Question

The displacement $x$ of a simple harmonic oscillator varies with time $t$ as
$x\left(t\right)=0.5\sin (2\pi t+\frac{\pi }{4})$
What is the magnitude of maximum acceleration ?

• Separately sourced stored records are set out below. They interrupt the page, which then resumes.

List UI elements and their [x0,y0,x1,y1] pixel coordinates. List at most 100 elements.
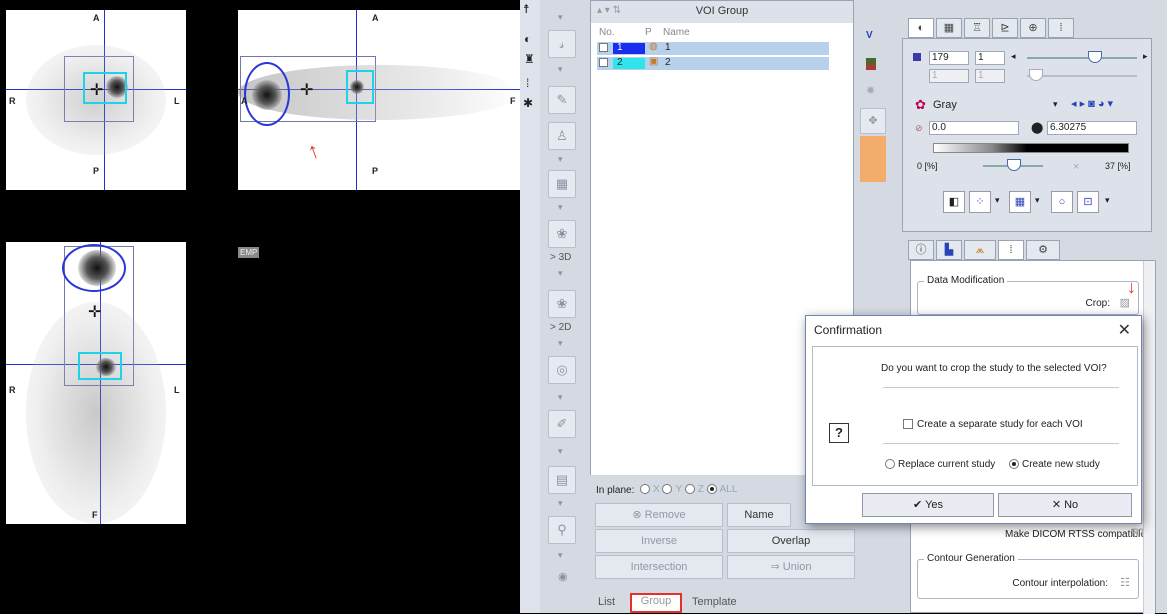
axial-view[interactable]: ✛ A P R L [6,10,186,190]
min-value-field[interactable]: 0.0 [929,121,1019,135]
grid-button[interactable]: ▦ [1009,191,1031,213]
tab-fusion[interactable]: ♖ [964,18,990,38]
replace-study-option[interactable]: Replace current study [885,459,995,470]
union-button[interactable]: ⇒ Union [727,555,855,579]
cube-tool-button[interactable]: ▦ [548,170,576,198]
second-field[interactable]: 1 [929,69,969,83]
colorbar-gradient[interactable] [933,143,1129,153]
circle-button[interactable]: ○ [1051,191,1073,213]
second-slider-thumb[interactable] [1029,69,1043,81]
tab-probe-lower[interactable]: ⁞ [998,240,1024,260]
dropdown-arrow-icon[interactable]: ▾ [558,392,563,403]
sort-arrows-icon[interactable]: ▴ ▾ ⇅ [597,1,621,21]
move-icon[interactable]: ✥ [860,108,886,134]
contour-icon[interactable]: ☷ [1120,576,1130,589]
dropdown-arrow-icon[interactable]: ▾ [558,12,563,23]
column-no[interactable]: No. [599,27,615,41]
tab-layout[interactable]: ▦ [936,18,962,38]
bucket-icon[interactable]: ♜ [524,52,535,66]
mode-button[interactable]: ⁘ [969,191,991,213]
voi-checkbox[interactable] [599,43,608,52]
brain-2d-button[interactable]: ❀ [548,290,576,318]
tab-list[interactable]: List [598,596,615,613]
voi-icon[interactable]: V [866,30,873,41]
second-slider[interactable] [1027,75,1137,77]
tab-chart[interactable]: ⊵ [992,18,1018,38]
close-icon[interactable]: ✕ [1118,320,1131,340]
separate-study-option[interactable]: Create a separate study for each VOI [903,419,1083,430]
tab-tools[interactable]: ⚙ [1026,240,1060,260]
ruler-icon[interactable]: ☨ [523,2,530,16]
mode-dropdown-icon[interactable]: ▾ [995,195,1000,206]
invert-button[interactable]: ◧ [943,191,965,213]
pen-tool-button[interactable]: ✎ [548,86,576,114]
spline-tool-button[interactable]: 𝓈 [548,30,576,58]
dropdown-arrow-icon[interactable]: ▾ [558,550,563,561]
colormap-tools-icon[interactable]: ◂ ▸ ◙ ◕ ▾ [1071,97,1113,110]
slice-slider-thumb[interactable] [1088,51,1102,63]
to-3d-label[interactable]: > 3D [550,252,571,263]
dropdown-arrow-icon[interactable]: ▾ [558,446,563,457]
fill-tool-button[interactable]: ♙ [548,122,576,150]
layers-tool-button[interactable]: ▤ [548,466,576,494]
column-p[interactable]: P [645,27,652,41]
new-study-radio[interactable] [1009,459,1019,470]
slider-right-arrow-icon[interactable]: ▸ [1143,51,1148,62]
column-name[interactable]: Name [663,27,690,41]
dropdown-arrow-icon[interactable]: ▾ [558,268,563,279]
dropdown-arrow-icon[interactable]: ▾ [558,338,563,349]
probe-icon[interactable]: ⁞ [526,76,529,90]
second-step-field[interactable]: 1 [975,69,1005,83]
grid-dropdown-icon[interactable]: ▾ [1035,195,1040,206]
vertical-scrollbar[interactable] [1143,261,1155,614]
inverse-button[interactable]: Inverse [595,529,723,553]
orange-tool-icon[interactable] [860,136,886,182]
voi-name[interactable]: 1 [665,42,671,53]
link-tool-button[interactable]: ⚲ [548,516,576,544]
voi-row[interactable]: 2 ▣ 2 [597,56,829,70]
remove-button[interactable]: ⊗ Remove [595,503,723,527]
slice-slider[interactable] [1027,57,1137,59]
name-button[interactable]: Name [727,503,791,527]
pointer-icon[interactable]: ✱ [523,96,533,110]
image-viewer[interactable]: ✛ A P R L ✛ ↑ A P A F ✛ F R L EMP [0,0,520,613]
new-study-option[interactable]: Create new study [1009,459,1100,470]
statistics-icon[interactable] [866,58,876,70]
tab-template[interactable]: Template [692,596,737,613]
tab-group[interactable]: Group [630,593,682,613]
close-small-icon[interactable]: × [1073,161,1079,173]
overlap-button[interactable]: Overlap [727,529,855,553]
brush-tool-button[interactable]: ✐ [548,410,576,438]
dropdown-arrow-icon[interactable]: ▾ [558,498,563,509]
lock-button[interactable]: ⊡ [1077,191,1099,213]
gear-small-icon[interactable]: ✸ [866,84,875,97]
tab-histogram[interactable]: ▙ [936,240,962,260]
tab-mask[interactable]: ⊕ [1020,18,1046,38]
dropdown-arrow-icon[interactable]: ▾ [558,154,563,165]
settings-small-icon[interactable]: ◉ [558,570,568,583]
sagittal-view[interactable]: ✛ ↑ A P A F [238,10,520,190]
yes-button[interactable]: ✔ Yes [862,493,994,517]
dropdown-arrow-icon[interactable]: ▾ [558,64,563,75]
contrast-icon[interactable]: ◐ [524,32,531,46]
slider-left-arrow-icon[interactable]: ◂ [1011,51,1016,62]
voi-row[interactable]: 1 ◍ 1 [597,41,829,55]
brain-3d-button[interactable]: ❀ [548,220,576,248]
dropdown-arrow-icon[interactable]: ▾ [558,202,563,213]
range-slider-thumb[interactable] [1007,159,1021,171]
intersection-button[interactable]: Intersection [595,555,723,579]
no-button[interactable]: ✕ No [998,493,1132,517]
slice-field[interactable]: 179 [929,51,969,65]
lock-dropdown-icon[interactable]: ▾ [1105,195,1110,206]
max-value-field[interactable]: 6.30275 [1047,121,1137,135]
separate-study-checkbox[interactable] [903,419,913,430]
tab-curves[interactable]: ⩕ [964,240,996,260]
replace-study-radio[interactable] [885,459,895,470]
voi-checkbox[interactable] [599,58,608,67]
colormap-dropdown-icon[interactable]: ▾ [1053,99,1058,110]
to-2d-label[interactable]: > 2D [550,322,571,333]
coronal-view[interactable]: ✛ F R L [6,242,186,524]
tab-contrast[interactable]: ◐ [908,18,934,38]
tab-probe[interactable]: ⁞ [1048,18,1074,38]
in-plane-options[interactable]: X Y Z ALL [640,484,737,495]
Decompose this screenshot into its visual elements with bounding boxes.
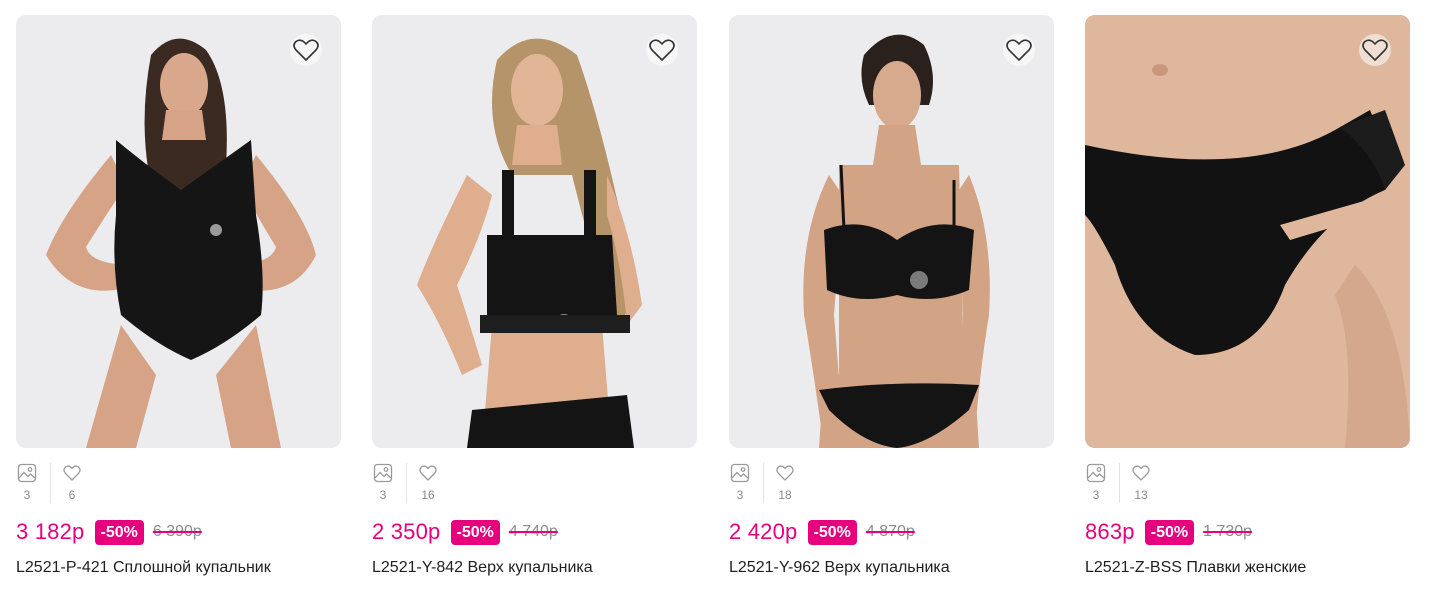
- like-count[interactable]: 18: [774, 463, 796, 502]
- product-stats: 3 13: [1085, 463, 1410, 503]
- product-title[interactable]: L2521-Y-842 Верх купальника: [372, 558, 697, 578]
- heart-outline-icon: [1132, 465, 1150, 481]
- price-row: 863р -50% 1 730р: [1085, 519, 1410, 545]
- photo-count[interactable]: 3: [1085, 463, 1107, 502]
- photo-count[interactable]: 3: [372, 463, 394, 502]
- image-icon: [1086, 463, 1106, 483]
- old-price: 4 870р: [865, 523, 915, 540]
- product-title[interactable]: L2521-Z-BSS Плавки женские: [1085, 558, 1410, 578]
- heart-outline-icon: [419, 465, 437, 481]
- price-row: 2 350р -50% 4 740р: [372, 519, 697, 545]
- divider: [763, 463, 764, 503]
- divider: [50, 463, 51, 503]
- product-stats: 3 18: [729, 463, 1054, 503]
- old-price: 6 390р: [152, 523, 202, 540]
- photo-count[interactable]: 3: [729, 463, 751, 502]
- favorite-button[interactable]: [1358, 34, 1392, 66]
- discount-badge: -50%: [94, 519, 144, 545]
- product-stats: 3 6: [16, 463, 341, 503]
- like-count[interactable]: 16: [417, 463, 439, 502]
- like-count-value: 18: [778, 488, 792, 502]
- image-icon: [730, 463, 750, 483]
- product-image: [372, 15, 697, 448]
- current-price: 2 350р: [372, 519, 441, 544]
- heart-icon: [1003, 34, 1035, 66]
- favorite-button[interactable]: [1002, 34, 1036, 66]
- like-count[interactable]: 13: [1130, 463, 1152, 502]
- product-photo[interactable]: [1085, 15, 1410, 448]
- price-row: 2 420р -50% 4 870р: [729, 519, 1054, 545]
- product-card[interactable]: 3 13 863р -50% 1 730р L2521-Z-BSS Плавки…: [1085, 15, 1410, 578]
- photo-count[interactable]: 3: [16, 463, 38, 502]
- product-photo[interactable]: [16, 15, 341, 448]
- photo-count-value: 3: [379, 488, 387, 502]
- photo-count-value: 3: [23, 488, 31, 502]
- image-icon: [17, 463, 37, 483]
- product-photo[interactable]: [372, 15, 697, 448]
- photo-count-value: 3: [736, 488, 744, 502]
- like-count[interactable]: 6: [61, 463, 83, 502]
- photo-count-value: 3: [1092, 488, 1100, 502]
- heart-icon: [646, 34, 678, 66]
- product-card[interactable]: 3 18 2 420р -50% 4 870р L2521-Y-962 Верх…: [729, 15, 1054, 578]
- product-title[interactable]: L2521-Y-962 Верх купальника: [729, 558, 1054, 578]
- heart-outline-icon: [776, 465, 794, 481]
- product-stats: 3 16: [372, 463, 697, 503]
- old-price: 1 730р: [1203, 523, 1253, 540]
- product-card[interactable]: 3 16 2 350р -50% 4 740р L2521-Y-842 Верх…: [372, 15, 697, 578]
- divider: [1119, 463, 1120, 503]
- divider: [406, 463, 407, 503]
- current-price: 3 182р: [16, 519, 85, 544]
- old-price: 4 740р: [508, 523, 558, 540]
- product-grid: 3 6 3 182р -50% 6 390р L2521-P-421 Сплош…: [0, 0, 1431, 592]
- product-card[interactable]: 3 6 3 182р -50% 6 390р L2521-P-421 Сплош…: [16, 15, 341, 578]
- heart-outline-icon: [63, 465, 81, 481]
- product-image: [1085, 15, 1410, 448]
- favorite-button[interactable]: [645, 34, 679, 66]
- like-count-value: 13: [1134, 488, 1148, 502]
- like-count-value: 16: [421, 488, 435, 502]
- favorite-button[interactable]: [289, 34, 323, 66]
- heart-icon: [290, 34, 322, 66]
- discount-badge: -50%: [1144, 519, 1195, 545]
- price-row: 3 182р -50% 6 390р: [16, 519, 341, 545]
- product-image: [729, 15, 1054, 448]
- heart-icon: [1359, 34, 1391, 66]
- discount-badge: -50%: [450, 519, 500, 545]
- product-title[interactable]: L2521-P-421 Сплошной купальник: [16, 558, 341, 578]
- product-photo[interactable]: [729, 15, 1054, 448]
- discount-badge: -50%: [807, 519, 857, 545]
- current-price: 863р: [1085, 519, 1135, 544]
- like-count-value: 6: [68, 488, 76, 502]
- current-price: 2 420р: [729, 519, 798, 544]
- image-icon: [373, 463, 393, 483]
- product-image: [16, 15, 341, 448]
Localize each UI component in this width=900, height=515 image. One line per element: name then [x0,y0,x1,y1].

• A. $\frac{8}{2}{\pi }^2\frac{\text{m}}{{\text{s}}^2}$
• B. $5{\pi }^2\frac{\text{m}}{{\text{s}}^2}$
• C. $2{\pi }^2\frac{\text{m}}{{\text{s}}^2}$
• D. $4{\pi }^2\frac{\text{m}}{{\text{s}}^2}$

Answer 1

The correct option is C $2{\pi }^2\frac{\text{m}}{{\text{s}}^2}$

Given that

$x\left(t\right)=0.5\sin (2\pi t+\frac{\pi }{4})$

$a=\frac{d^{2}x\left(t\right)}{d{t}^2}$

$\therefore \frac{dx}{dt}=2\pi \times 0.5\cos (2\pi t+\frac{\pi }{4})$

$=\pi \cos (2\pi t+\frac{\pi }{4})$

Now, $\frac{d^{2}x}{d{t}^2}=-2{\pi }^2\sin (2\pi t+\frac{\pi }{4})$

Maximum value at acceleration:

$\left|a\right|=\left|\frac{d^{2}x}{d{t}^2}\right|=|-2{\pi }^2\sin (2\pi t+\frac{\pi }{4})|$

$\therefore$$\left|a_{max}\right|=2{\pi }^2$

$[\because \sin (2\pi t+\frac{\pi }{4})=1ata=a_{max}]$

$\therefore \left|a_{max}\right|=2{\pi }^2\frac{\text{m}}{{\text{s}}^2}$

Hence, $\left(\text{C}\right)$ is correct.

Alternate solution: $x=A\sin (\omega t+\varphi )$ $a_{max}=A{\omega }^2$